Come è potuto accadere? – Recensione di Dario Cambiano

Marco Revelli, Controcanto, Chiarelettere, Milano 2010

Come è potuto accadere che siamo entrati in guerra contro l’Afghanistan nonostante l’articolo 11 della nostra Costituzione? Come è possibile che sia stato votato il “lodo Alfano”? che siano passate sotto silenzio le torture di Bolzaneto? Che si siano tollerati gli atti di razzismo di Rosarno, le pulizie etniche di Veltroni (15.000 rom e abusivi sfollati), come è possibile che in Italia sia stato introdotto il reato di clandestinità?

Come è possibile che in Italia la sinistra si sia dissolta?

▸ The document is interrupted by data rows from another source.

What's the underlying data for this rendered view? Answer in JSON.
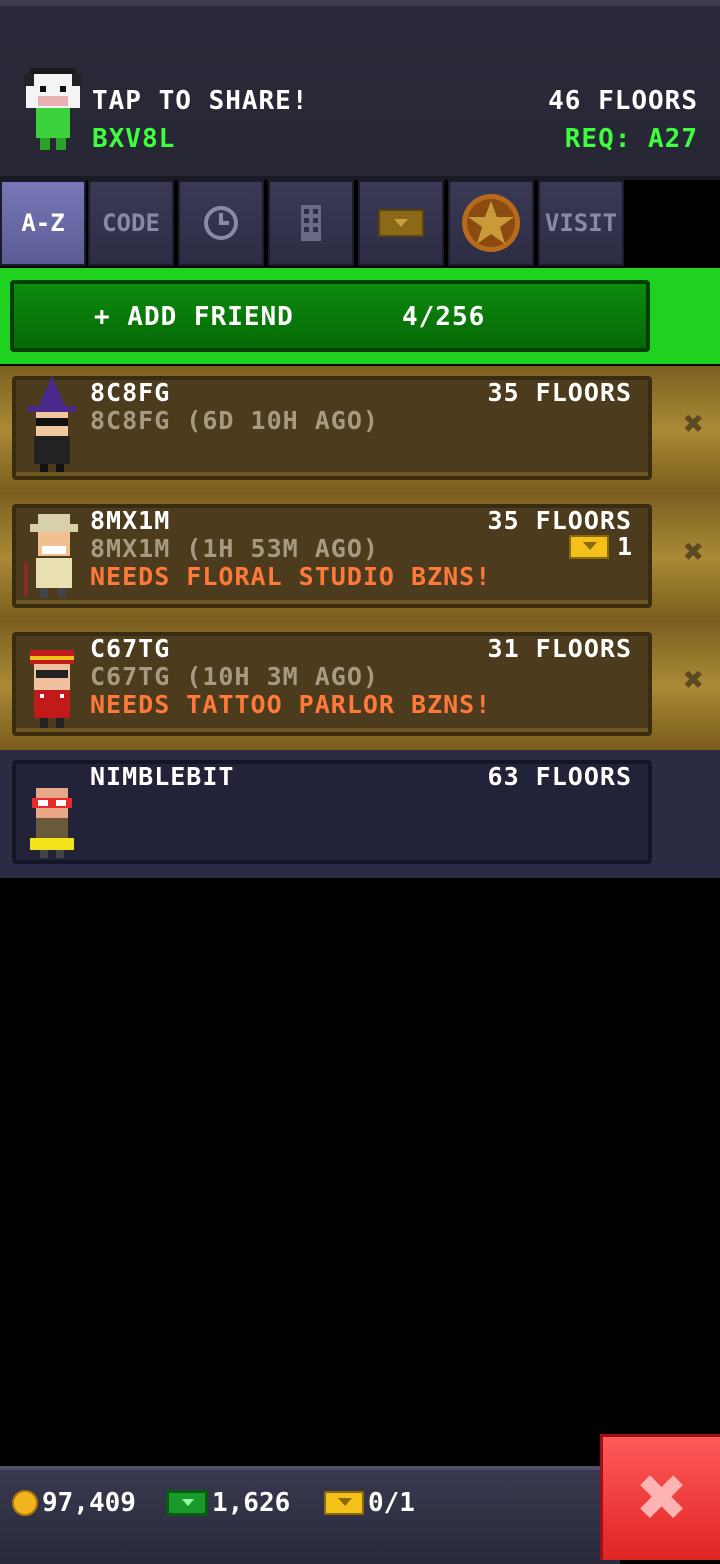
{
  "header": {
    "share_text": "TAP TO SHARE!",
    "user_code": "BXV8L",
    "floors": "46 FLOORS",
    "requirement": "REQ: A27"
  },
  "tabs": [
    {
      "label": "A-Z",
      "active": true
    },
    {
      "label": "CODE",
      "active": false
    },
    {
      "icon": "clock-icon"
    },
    {
      "icon": "building-icon"
    },
    {
      "icon": "ticket-icon"
    },
    {
      "icon": "star-medal-icon"
    },
    {
      "label": "VISIT",
      "active": false
    }
  ],
  "add_friend": {
    "label": "+ ADD FRIEND",
    "count": "4/256"
  },
  "friends": [
    {
      "name": "8C8FG",
      "floors": "35 FLOORS",
      "sub": "8C8FG (6D 10H AGO)",
      "needs": "",
      "style": "gold"
    },
    {
      "name": "8MX1M",
      "floors": "35 FLOORS",
      "sub": "8MX1M (1H 53M AGO)",
      "needs": "NEEDS FLORAL STUDIO BZNS!",
      "tickets": "1",
      "style": "gold"
    },
    {
      "name": "C67TG",
      "floors": "31 FLOORS",
      "sub": "C67TG (10H 3M AGO)",
      "needs": "NEEDS TATTOO PARLOR BZNS!",
      "style": "gold"
    },
    {
      "name": "NIMBLEBIT",
      "floors": "63 FLOORS",
      "sub": "",
      "needs": "",
      "style": "blue"
    }
  ],
  "bottom": {
    "coins": "97,409",
    "bux": "1,626",
    "tickets": "0/1"
  },
  "colors": {
    "accent_green": "#3dff3d",
    "needs_orange": "#ff7a3a",
    "close_red": "#e02424"
  }
}
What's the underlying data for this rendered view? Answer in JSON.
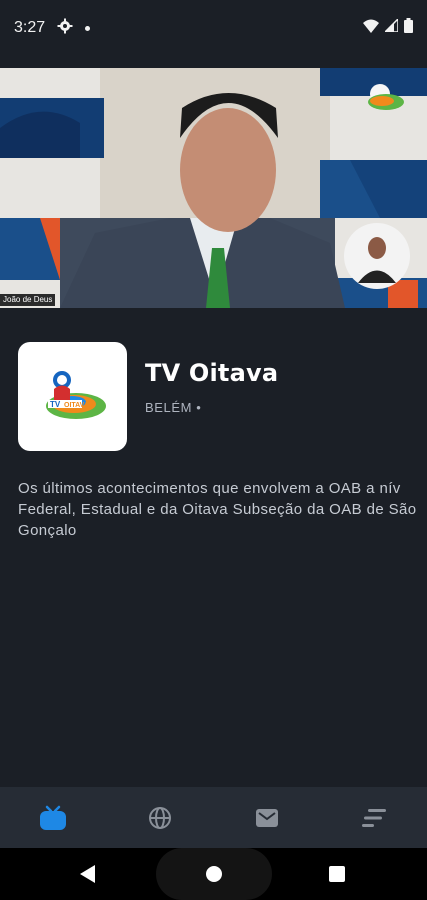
{
  "status_bar": {
    "time": "3:27"
  },
  "video": {
    "speaker_name": "João de Deus"
  },
  "channel": {
    "name": "TV Oitava",
    "location": "BELÉM •",
    "description": "Os últimos acontecimentos que envolvem a OAB a nív\nFederal, Estadual e da Oitava Subseção da OAB de São\nGonçalo"
  },
  "bottom_nav": {
    "active_color": "#1e88e5",
    "inactive_color": "#8a9099",
    "items": [
      "tv-icon",
      "globe-icon",
      "mail-icon",
      "menu-icon"
    ]
  }
}
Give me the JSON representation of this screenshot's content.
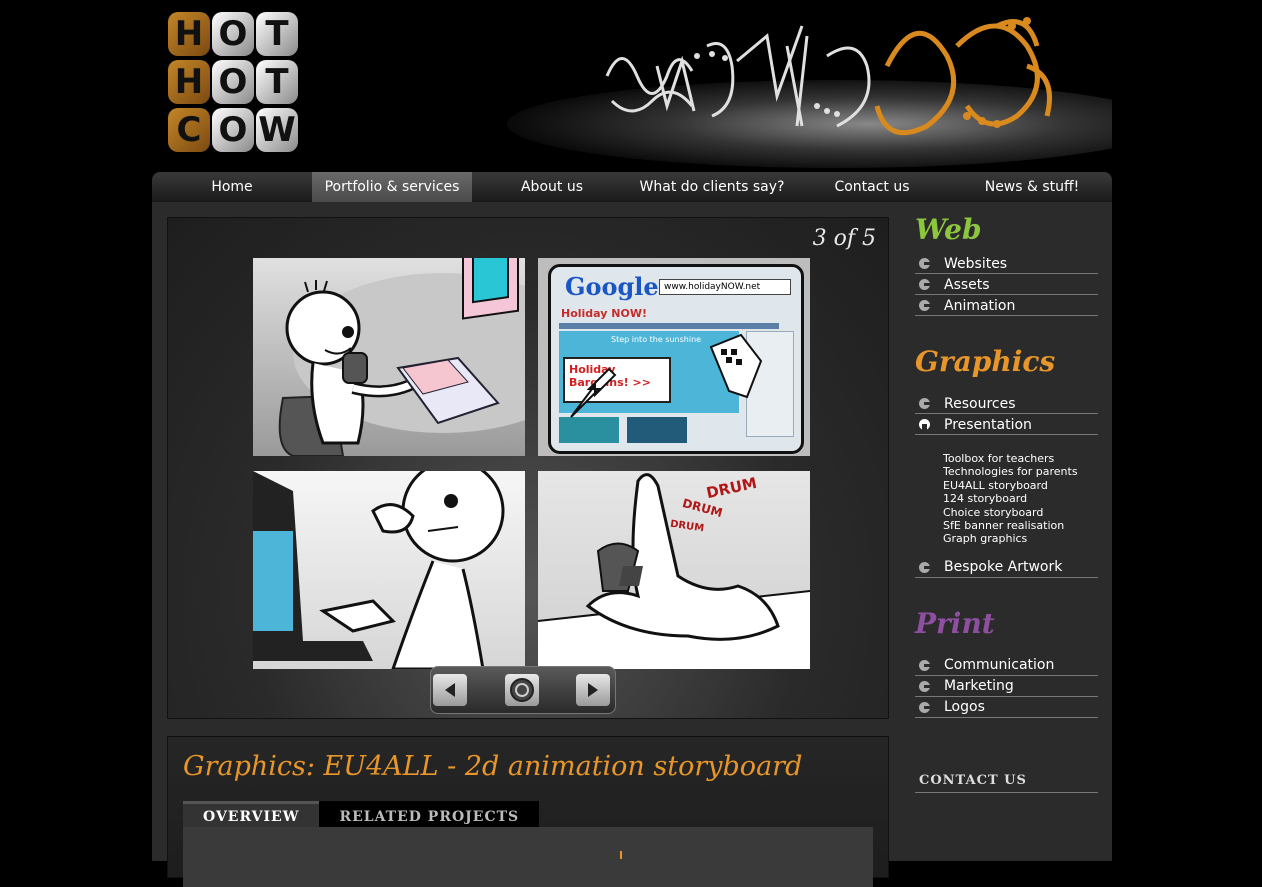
{
  "logo": {
    "rows": [
      [
        "H",
        "O",
        "T"
      ],
      [
        "H",
        "O",
        "T"
      ],
      [
        "C",
        "O",
        "W"
      ]
    ]
  },
  "nav": {
    "items": [
      "Home",
      "Portfolio & services",
      "About us",
      "What do clients say?",
      "Contact us",
      "News & stuff!"
    ],
    "active_index": 1
  },
  "viewer": {
    "counter": "3 of 5",
    "panel2": {
      "google": "Google",
      "url": "www.holidayNOW.net",
      "heading": "Holiday NOW!",
      "tagline": "Step into the sunshine",
      "bargains": "Holiday Bargains! >>"
    },
    "panel4": {
      "words": [
        "DRUM",
        "DRUM",
        "DRUM"
      ]
    }
  },
  "info": {
    "title": "Graphics: EU4ALL - 2d animation storyboard",
    "tabs": [
      "OVERVIEW",
      "RELATED PROJECTS"
    ],
    "active_tab": 0
  },
  "sidebar": {
    "web": {
      "title": "Web",
      "color": "#8cc63f",
      "items": [
        "Websites",
        "Assets",
        "Animation"
      ]
    },
    "graphics": {
      "title": "Graphics",
      "color": "#e8962a",
      "items": [
        "Resources",
        "Presentation"
      ],
      "sub_items": [
        "Toolbox for teachers",
        "Technologies for parents",
        "EU4ALL storyboard",
        "124 storyboard",
        "Choice storyboard",
        "SfE banner realisation",
        "Graph graphics"
      ],
      "extra_item": "Bespoke Artwork"
    },
    "print": {
      "title": "Print",
      "color": "#8e4fa0",
      "items": [
        "Communication",
        "Marketing",
        "Logos"
      ]
    },
    "contact": "CONTACT US"
  },
  "colors": {
    "accent": "#e8962a",
    "background": "#000000",
    "content_bg": "#2b2b2b"
  }
}
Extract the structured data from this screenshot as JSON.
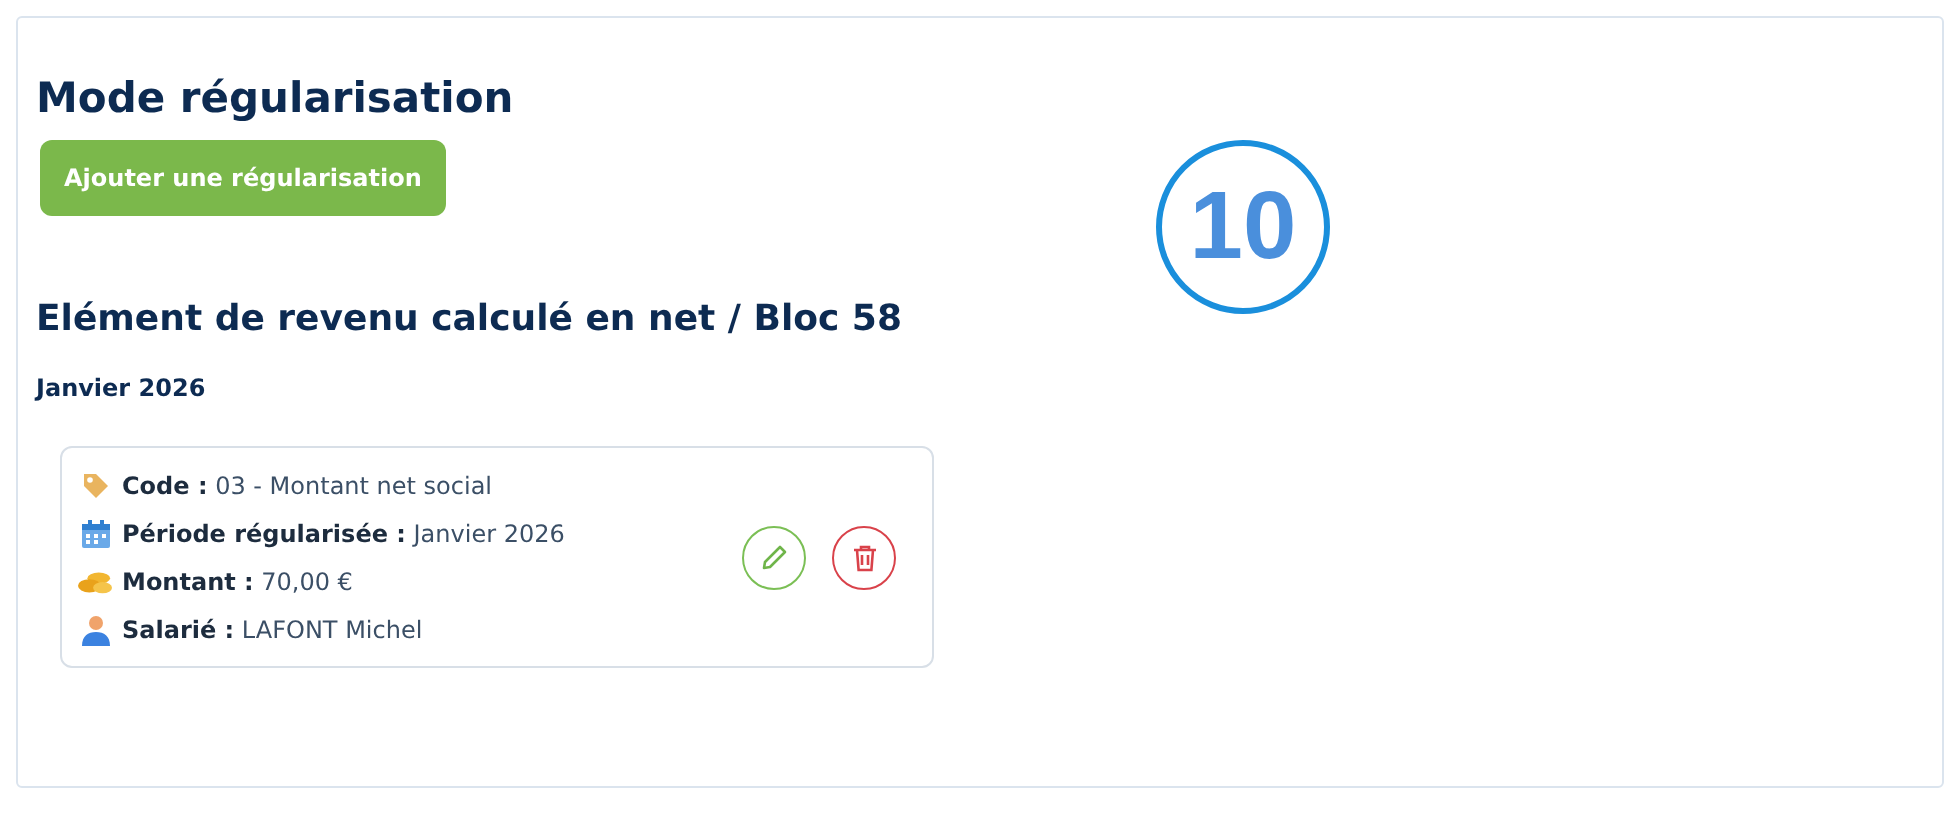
{
  "title": "Mode régularisation",
  "add_button": "Ajouter une régularisation",
  "callout": "10",
  "section_title": "Elément de revenu calculé en net / Bloc 58",
  "month": "Janvier 2026",
  "card": {
    "fields": [
      {
        "kind": "tag",
        "text": "**Code :** 03 - Montant net social"
      },
      {
        "kind": "calendar",
        "text": "**Période régularisée :** Janvier 2026"
      },
      {
        "kind": "coins",
        "text": "**Montant :** 70,00 €"
      },
      {
        "kind": "person",
        "text": "**Salarié :** LAFONT Michel"
      }
    ],
    "actions": [
      {
        "kind": "edit"
      },
      {
        "kind": "delete"
      }
    ]
  }
}
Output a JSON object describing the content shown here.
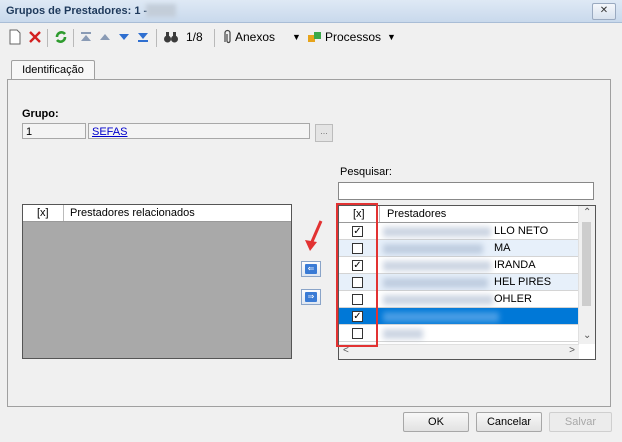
{
  "window": {
    "title": "Grupos de Prestadores: 1 -",
    "close_glyph": "✕"
  },
  "toolbar": {
    "record_position": "1/8",
    "anexos_label": "Anexos",
    "processos_label": "Processos",
    "icons": [
      "new-document-icon",
      "delete-icon",
      "refresh-icon",
      "first-record-icon",
      "previous-record-icon",
      "next-record-icon",
      "last-record-icon",
      "binoculars-icon",
      "paperclip-icon",
      "puzzle-icon"
    ]
  },
  "tabs": [
    {
      "label": "Identificação"
    }
  ],
  "grupo": {
    "label": "Grupo:",
    "code": "1",
    "name": "SEFAS",
    "button": "..."
  },
  "search": {
    "label": "Pesquisar:",
    "value": ""
  },
  "related_grid": {
    "col_check": "[x]",
    "col_name": "Prestadores relacionados",
    "rows": []
  },
  "prestadores_grid": {
    "col_check": "[x]",
    "col_name": "Prestadores",
    "rows": [
      {
        "checked": true,
        "visible_suffix": "LLO NETO",
        "selected": false
      },
      {
        "checked": false,
        "visible_suffix": "MA",
        "selected": false
      },
      {
        "checked": true,
        "visible_suffix": "IRANDA",
        "selected": false
      },
      {
        "checked": false,
        "visible_suffix": "HEL PIRES",
        "selected": false
      },
      {
        "checked": false,
        "visible_suffix": "OHLER",
        "selected": false
      },
      {
        "checked": true,
        "visible_suffix": "",
        "selected": true
      },
      {
        "checked": false,
        "visible_suffix": "",
        "selected": false
      }
    ]
  },
  "buttons": {
    "ok": "OK",
    "cancel": "Cancelar",
    "save": "Salvar"
  },
  "colors": {
    "selection": "#0078d7",
    "annotation_red": "#e23232"
  }
}
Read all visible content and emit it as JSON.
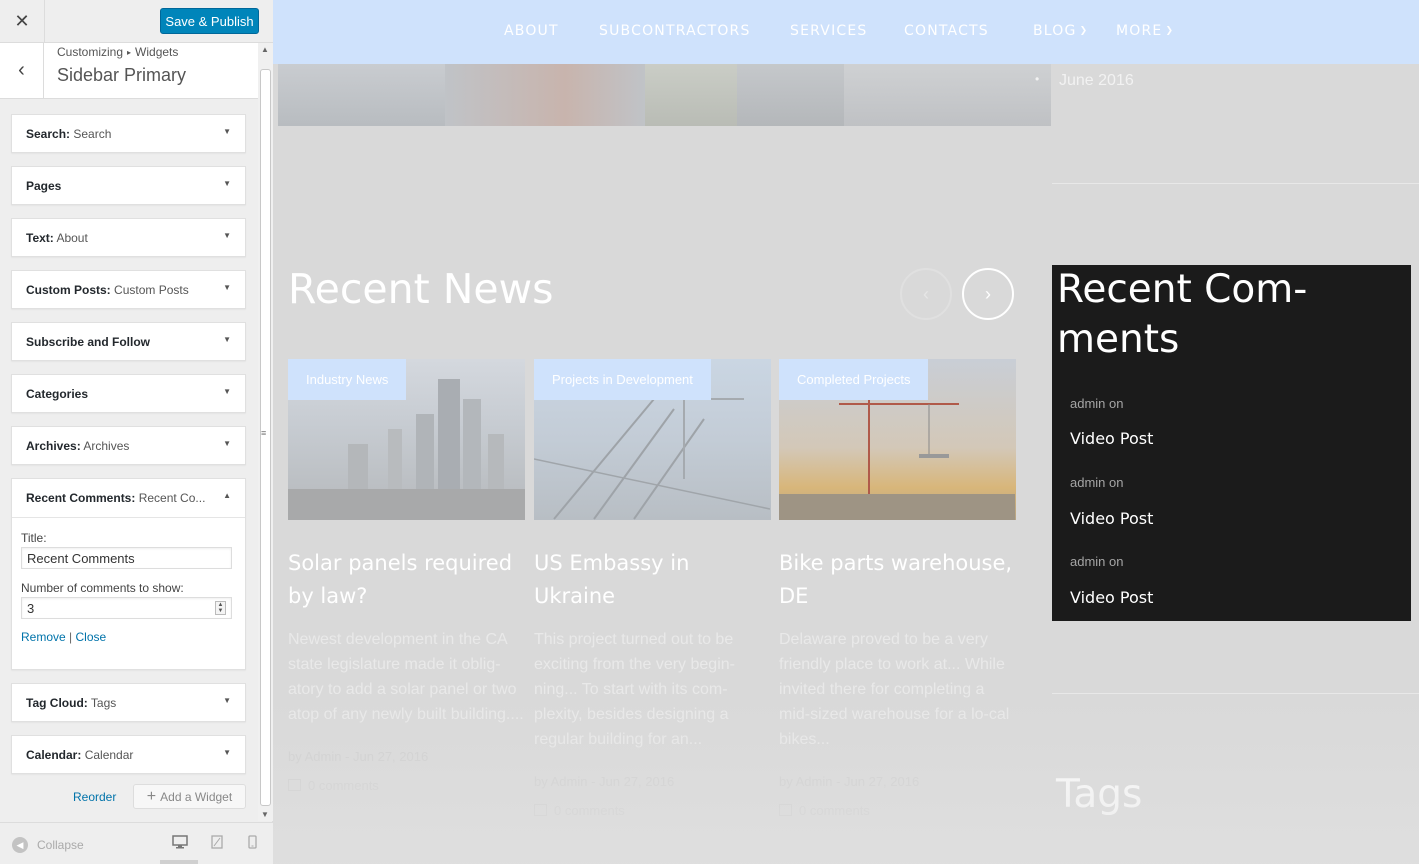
{
  "customizer": {
    "close_icon": "close-icon",
    "save_label": "Save & Publish",
    "breadcrumb_a": "Customizing",
    "breadcrumb_b": "Widgets",
    "section_title": "Sidebar Primary",
    "widgets": [
      {
        "name": "Search:",
        "sub": "Search"
      },
      {
        "name": "Pages",
        "sub": ""
      },
      {
        "name": "Text:",
        "sub": "About"
      },
      {
        "name": "Custom Posts:",
        "sub": "Custom Posts"
      },
      {
        "name": "Subscribe and Follow",
        "sub": ""
      },
      {
        "name": "Categories",
        "sub": ""
      },
      {
        "name": "Archives:",
        "sub": "Archives"
      },
      {
        "name": "Recent Comments:",
        "sub": "Recent Co..."
      },
      {
        "name": "Tag Cloud:",
        "sub": "Tags"
      },
      {
        "name": "Calendar:",
        "sub": "Calendar"
      }
    ],
    "open_widget": {
      "title_label": "Title:",
      "title_value": "Recent Comments",
      "count_label": "Number of comments to show:",
      "count_value": "3",
      "remove_label": "Remove",
      "separator": "|",
      "close_label": "Close"
    },
    "reorder_label": "Reorder",
    "add_widget_label": "Add a Widget",
    "collapse_label": "Collapse",
    "devices": [
      "desktop-icon",
      "tablet-icon",
      "mobile-icon"
    ]
  },
  "preview": {
    "nav": [
      "ABOUT",
      "SUBCONTRACTORS",
      "SERVICES",
      "CONTACTS",
      "BLOG",
      "MORE"
    ],
    "archive_item": "June 2016",
    "recent_news_title": "Recent News",
    "cards": [
      {
        "tag": "Industry News",
        "title": "Solar panels required by law?",
        "excerpt": "Newest development in the CA state legislature made it oblig-atory to add a solar panel or two atop of any newly built building....",
        "meta": "by Admin - Jun 27, 2016",
        "comments": "0 comments"
      },
      {
        "tag": "Projects in Development",
        "title": "US Embassy in Ukraine",
        "excerpt": "This project turned out to be exciting from the very begin-ning... To start with its com-plexity, besides designing a regular building for an...",
        "meta": "by Admin - Jun 27, 2016",
        "comments": "0 comments"
      },
      {
        "tag": "Completed Projects",
        "title": "Bike parts warehouse, DE",
        "excerpt": "Delaware proved to be a very friendly place to work at... While invited there for completing a mid-sized warehouse for a lo-cal bikes...",
        "meta": "by Admin - Jun 27, 2016",
        "comments": "0 comments"
      }
    ],
    "recent_comments_title": "Recent Com-ments",
    "comments": [
      {
        "author": "admin on",
        "post": "Video Post"
      },
      {
        "author": "admin on",
        "post": "Video Post"
      },
      {
        "author": "admin on",
        "post": "Video Post"
      }
    ],
    "tags_title": "Tags"
  }
}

Una spiegazione semplicistica non ce la offre, Marco Revelli, ma nel lungo elenco degli articoli da lui pubblicati negli ultimi otto anni, e qui ripubblicati in maniera organica, articoli che vanno dalla morte di Gianni Agnelli alle ultime esternazioni di Berlusconi, ci offre un quadro disarmante di come, in meno di un decennio, le forze della sinistra siano svanite, perse nel marasma della politica partitica che ormai rifiuta ogni ideologia, salvo poi assumerne una latente e perniciosa, l’ideologia del “bene privato”.

L’Italia nata il 25 aprile del 1945, scrive Marco Revelli, è morta con le elezioni del 2008, con la sinistra radicale fuori dal Parlamento, con un bipartitismo talmente sfumato che, proprio in occasione di quelle elezioni, si è parlato di “programmi fotocopia”. L’Italia che ancora manifesta una coscienza civile, solidale, è in esilio.

Come ritrovarla? Revelli, non ha facili ricette, ci dice “bisognerà lavorare a lunga scadenza […] sapendo il perché, senza più chiedersi quando”. Ricostruire l’Italia morale e civile è il compito di chi ancora abbia a cuore la Giustizia. Ci vorranno generazioni, forse: e il libro di Revelli diventa un punto di partenza per ricordare, per ritrovare e analizzare dove la Sinistra ha abdicato, dove è fuggita, dove si è decomposta. E, da lì, ricostruirla.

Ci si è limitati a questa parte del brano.